その証明かの様に葬式に来ていた何十人という人が泣いていた。
私はそんな人たちを優しい目で見る妻の遺影をただじっと見ることしかできなかった。
葬式も終わり、骨となった妻と、こちらを微笑む遺影を家の仏間に置く。
泊まると言い張る子どもたちには帰ってもらった。
いつもこの空間にはもう1人いたはずなのに今部屋には私1人しかいない。
「寂しくなったな…」
「病気なら仕方ないですよ」
そっと小さな声で呟いた独り言に返事が返ってきた瞬間、1人の空間が崩れた。
後ろを振り返ると、襖の側に由美さんが立っていた。
“すみません、インターホン押したんですが、ドアが開いていたので勝手に浸入しました”そう言いながら由美さんは襖を閉めると、私の隣に座った。
2人で遺影をじっと見つめる。
『……なぁ、由美さん』
沈黙を破ったのは私から。
『はい』
『春時という男性は誰ですか?』
『え…?』
隣に座る由美さんを見ると、私が発した“春時”というワードで動揺していることに目にとれた。
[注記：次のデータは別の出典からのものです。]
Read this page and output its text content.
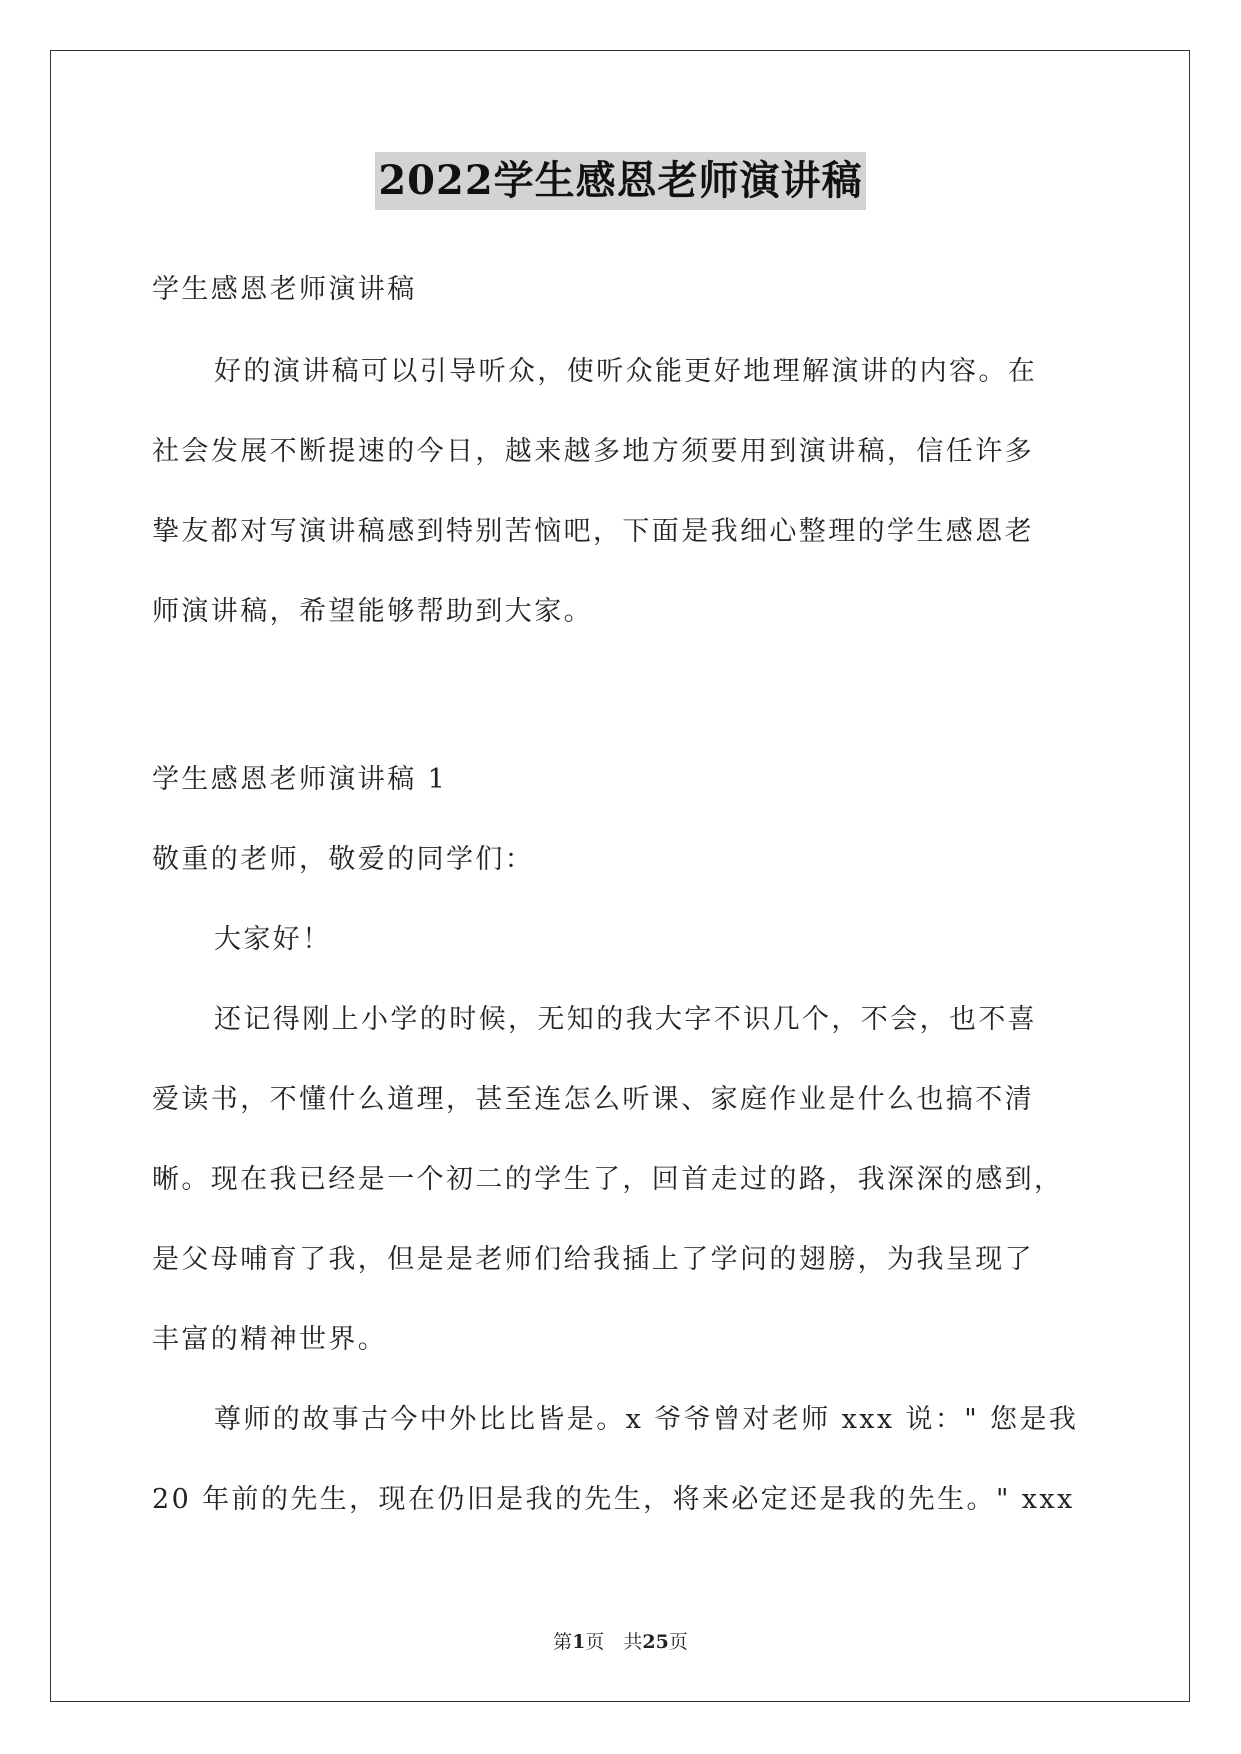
2022学生感恩老师演讲稿
学生感恩老师演讲稿
好的演讲稿可以引导听众，使听众能更好地理解演讲的内容。在
社会发展不断提速的今日，越来越多地方须要用到演讲稿，信任许多
挚友都对写演讲稿感到特别苦恼吧，下面是我细心整理的学生感恩老
师演讲稿，希望能够帮助到大家。
学生感恩老师演讲稿 1
敬重的老师，敬爱的同学们：
大家好！
还记得刚上小学的时候，无知的我大字不识几个，不会，也不喜
爱读书，不懂什么道理，甚至连怎么听课、家庭作业是什么也搞不清
晰。现在我已经是一个初二的学生了，回首走过的路，我深深的感到，
是父母哺育了我，但是是老师们给我插上了学问的翅膀，为我呈现了
丰富的精神世界。
尊师的故事古今中外比比皆是。x 爷爷曾对老师 xxx 说：" 您是我
20 年前的先生，现在仍旧是我的先生，将来必定还是我的先生。" xxx
第1页　共25页
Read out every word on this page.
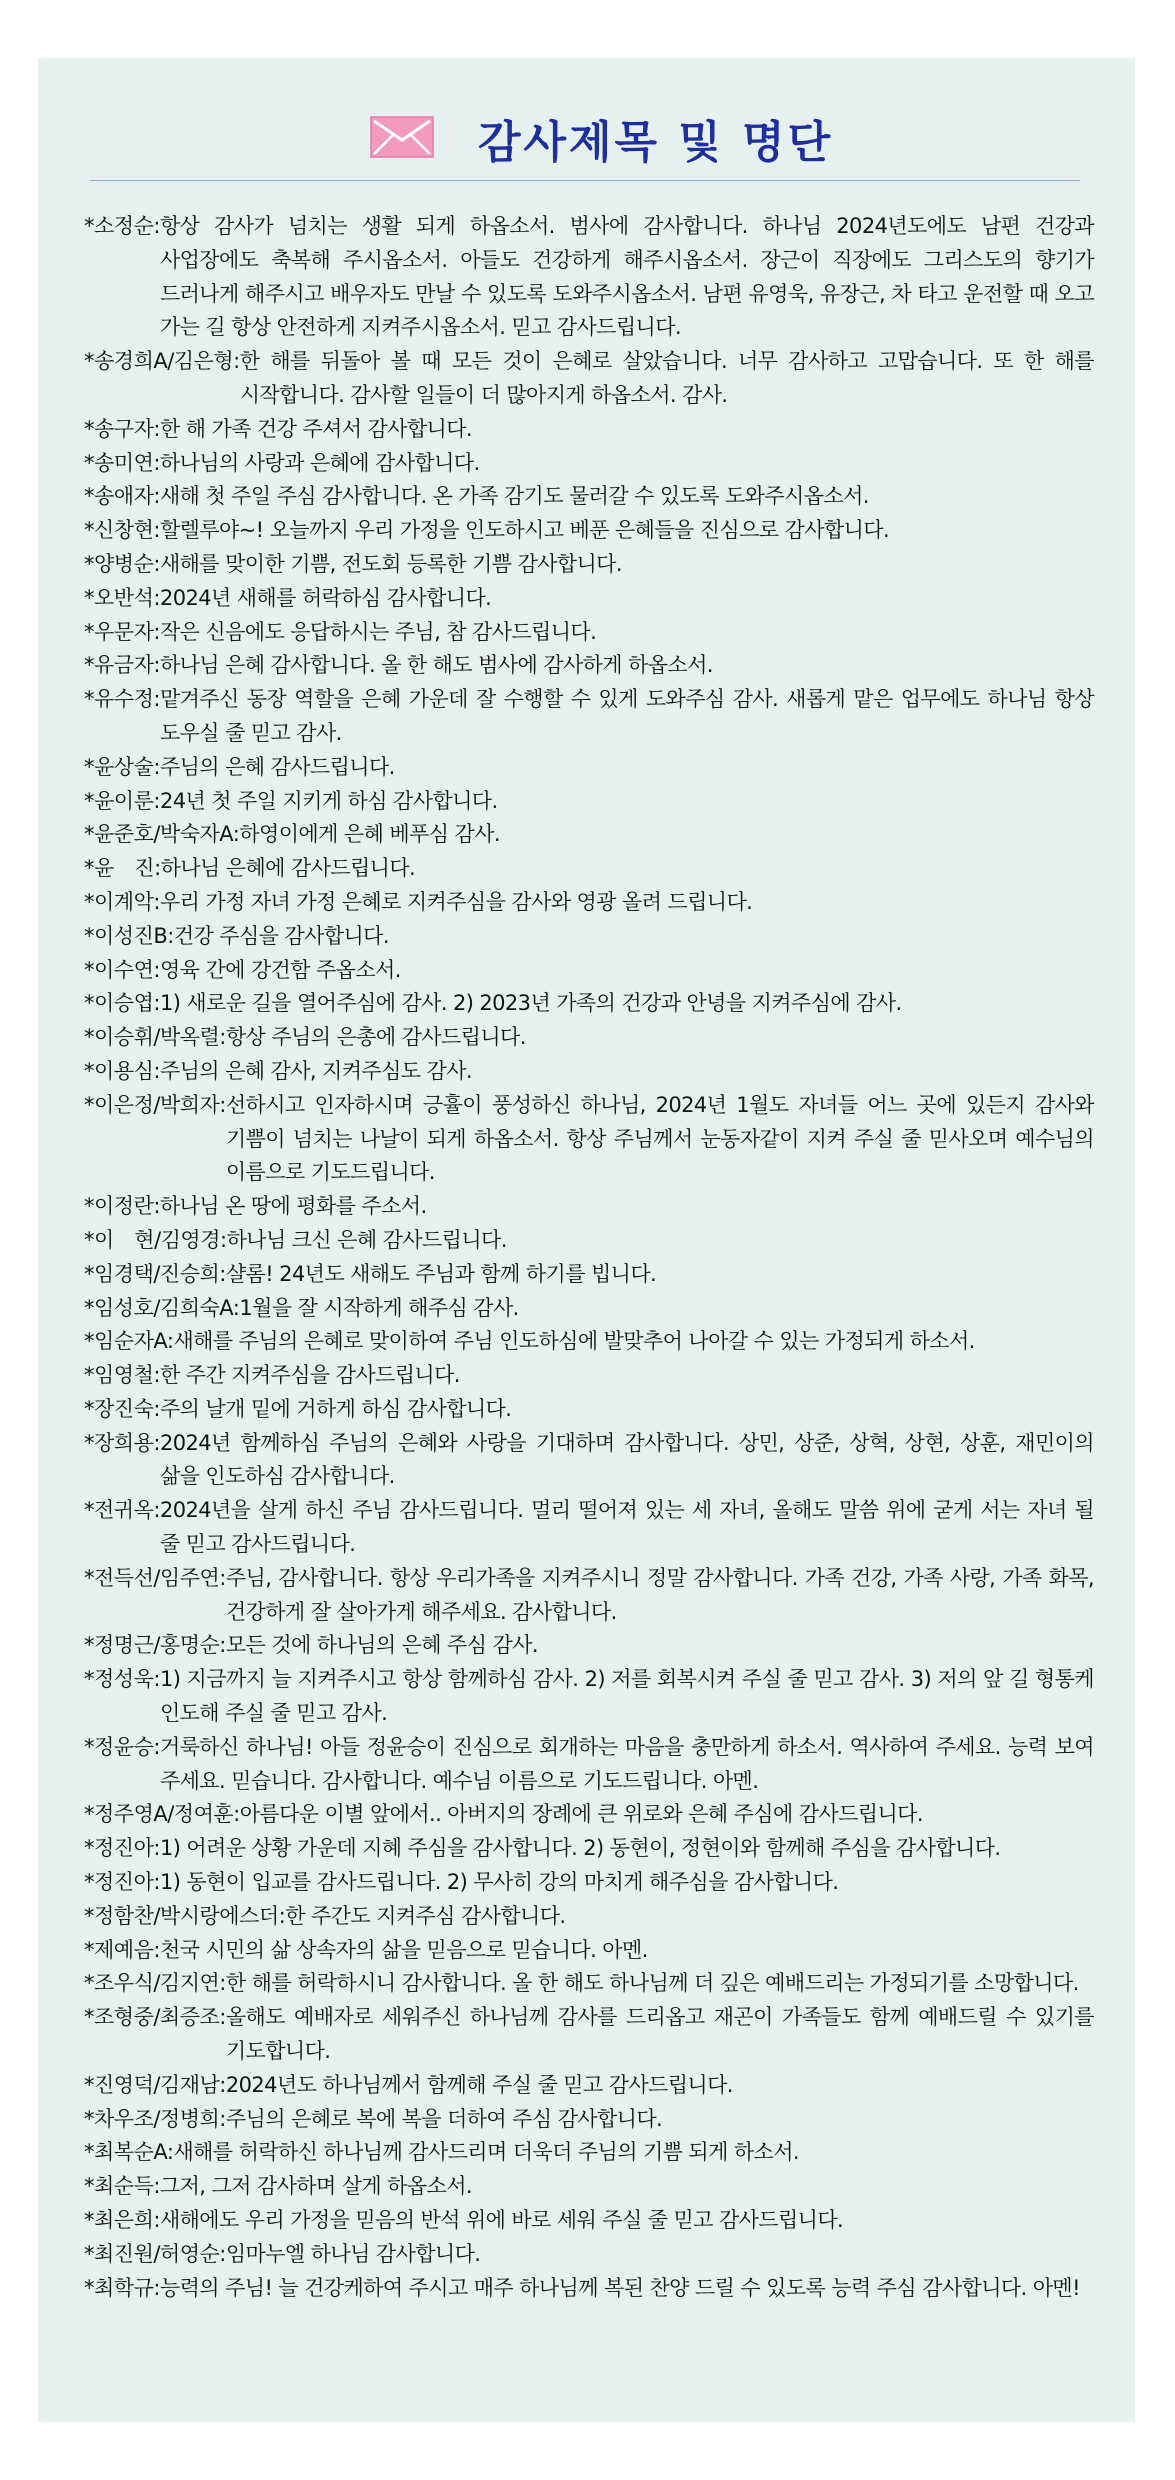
감사제목 및 명단
*소정순: 항상 감사가 넘치는 생활 되게 하옵소서. 범사에 감사합니다. 하나님 2024년도에도 남편 건강과 사업장에도 축복해 주시옵소서. 아들도 건강하게 해주시옵소서. 장근이 직장에도 그리스도의 향기가 드러나게 해주시고 배우자도 만날 수 있도록 도와주시옵소서. 남편 유영욱, 유장근, 차 타고 운전할 때 오고 가는 길 항상 안전하게 지켜주시옵소서. 믿고 감사드립니다.
*송경희A/김은형: 한 해를 뒤돌아 볼 때 모든 것이 은혜로 살았습니다. 너무 감사하고 고맙습니다. 또 한 해를 시작합니다. 감사할 일들이 더 많아지게 하옵소서. 감사.
*송구자: 한 해 가족 건강 주셔서 감사합니다.
*송미연: 하나님의 사랑과 은혜에 감사합니다.
*송애자: 새해 첫 주일 주심 감사합니다. 온 가족 감기도 물러갈 수 있도록 도와주시옵소서.
*신창현: 할렐루야~! 오늘까지 우리 가정을 인도하시고 베푼 은혜들을 진심으로 감사합니다.
*양병순: 새해를 맞이한 기쁨, 전도회 등록한 기쁨 감사합니다.
*오반석: 2024년 새해를 허락하심 감사합니다.
*우문자: 작은 신음에도 응답하시는 주님, 참 감사드립니다.
*유금자: 하나님 은혜 감사합니다. 올 한 해도 범사에 감사하게 하옵소서.
*유수정: 맡겨주신 동장 역할을 은혜 가운데 잘 수행할 수 있게 도와주심 감사. 새롭게 맡은 업무에도 하나님 항상 도우실 줄 믿고 감사.
*윤상술: 주님의 은혜 감사드립니다.
*윤이룬: 24년 첫 주일 지키게 하심 감사합니다.
*윤준호/박숙자A: 하영이에게 은혜 베푸심 감사.
*윤　진: 하나님 은혜에 감사드립니다.
*이계악: 우리 가정 자녀 가정 은혜로 지켜주심을 감사와 영광 올려 드립니다.
*이성진B: 건강 주심을 감사합니다.
*이수연: 영육 간에 강건함 주옵소서.
*이승엽: 1) 새로운 길을 열어주심에 감사. 2) 2023년 가족의 건강과 안녕을 지켜주심에 감사.
*이승휘/박옥렬: 항상 주님의 은총에 감사드립니다.
*이용심: 주님의 은혜 감사, 지켜주심도 감사.
*이은정/박희자: 선하시고 인자하시며 긍휼이 풍성하신 하나님, 2024년 1월도 자녀들 어느 곳에 있든지 감사와 기쁨이 넘치는 나날이 되게 하옵소서. 항상 주님께서 눈동자같이 지켜 주실 줄 믿사오며 예수님의 이름으로 기도드립니다.
*이정란: 하나님 온 땅에 평화를 주소서.
*이　현/김영경: 하나님 크신 은혜 감사드립니다.
*임경택/진승희: 샬롬! 24년도 새해도 주님과 함께 하기를 빕니다.
*임성호/김희숙A: 1월을 잘 시작하게 해주심 감사.
*임순자A: 새해를 주님의 은혜로 맞이하여 주님 인도하심에 발맞추어 나아갈 수 있는 가정되게 하소서.
*임영철: 한 주간 지켜주심을 감사드립니다.
*장진숙: 주의 날개 밑에 거하게 하심 감사합니다.
*장희용: 2024년 함께하심 주님의 은혜와 사랑을 기대하며 감사합니다. 상민, 상준, 상혁, 상현, 상훈, 재민이의 삶을 인도하심 감사합니다.
*전귀옥: 2024년을 살게 하신 주님 감사드립니다. 멀리 떨어져 있는 세 자녀, 올해도 말씀 위에 굳게 서는 자녀 될 줄 믿고 감사드립니다.
*전득선/임주연: 주님, 감사합니다. 항상 우리가족을 지켜주시니 정말 감사합니다. 가족 건강, 가족 사랑, 가족 화목, 건강하게 잘 살아가게 해주세요. 감사합니다.
*정명근/홍명순: 모든 것에 하나님의 은혜 주심 감사.
*정성욱: 1) 지금까지 늘 지켜주시고 항상 함께하심 감사. 2) 저를 회복시켜 주실 줄 믿고 감사. 3) 저의 앞 길 형통케 인도해 주실 줄 믿고 감사.
*정윤승: 거룩하신 하나님! 아들 정윤승이 진심으로 회개하는 마음을 충만하게 하소서. 역사하여 주세요. 능력 보여 주세요. 믿습니다. 감사합니다. 예수님 이름으로 기도드립니다. 아멘.
*정주영A/정여훈: 아름다운 이별 앞에서.. 아버지의 장례에 큰 위로와 은혜 주심에 감사드립니다.
*정진아: 1) 어려운 상황 가운데 지혜 주심을 감사합니다. 2) 동현이, 정현이와 함께해 주심을 감사합니다.
*정진아: 1) 동현이 입교를 감사드립니다. 2) 무사히 강의 마치게 해주심을 감사합니다.
*정함찬/박시랑에스더: 한 주간도 지켜주심 감사합니다.
*제예음: 천국 시민의 삶 상속자의 삶을 믿음으로 믿습니다. 아멘.
*조우식/김지연: 한 해를 허락하시니 감사합니다. 올 한 해도 하나님께 더 깊은 예배드리는 가정되기를 소망합니다.
*조형중/최증조: 올해도 예배자로 세워주신 하나님께 감사를 드리옵고 재곤이 가족들도 함께 예배드릴 수 있기를 기도합니다.
*진영덕/김재남: 2024년도 하나님께서 함께해 주실 줄 믿고 감사드립니다.
*차우조/정병희: 주님의 은혜로 복에 복을 더하여 주심 감사합니다.
*최복순A: 새해를 허락하신 하나님께 감사드리며 더욱더 주님의 기쁨 되게 하소서.
*최순득: 그저, 그저 감사하며 살게 하옵소서.
*최은희: 새해에도 우리 가정을 믿음의 반석 위에 바로 세워 주실 줄 믿고 감사드립니다.
*최진원/허영순: 임마누엘 하나님 감사합니다.
*최학규: 능력의 주님! 늘 건강케하여 주시고 매주 하나님께 복된 찬양 드릴 수 있도록 능력 주심 감사합니다. 아멘!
『妻は最後に春時という方の名を呟いて亡くなりました。
私はその方が気になるのです』
由美さんの目を真っ直ぐ見て、素直に気持ちを伝えると、由美さんは気まずそうに口を開けた。
『…春時さんは、あの子が誰よりも愛していた方でした』
誰よりも愛していた人?
どういうことだ。
確かに私と妻の始まりは見合いだった。
最初は私も妻もお互いを愛していなかったはずだ、
けれど一緒に時を過ごし、少しずつ愛を育んでこれたと思っていた。
妻も私を愛してくれているのだと思っていた。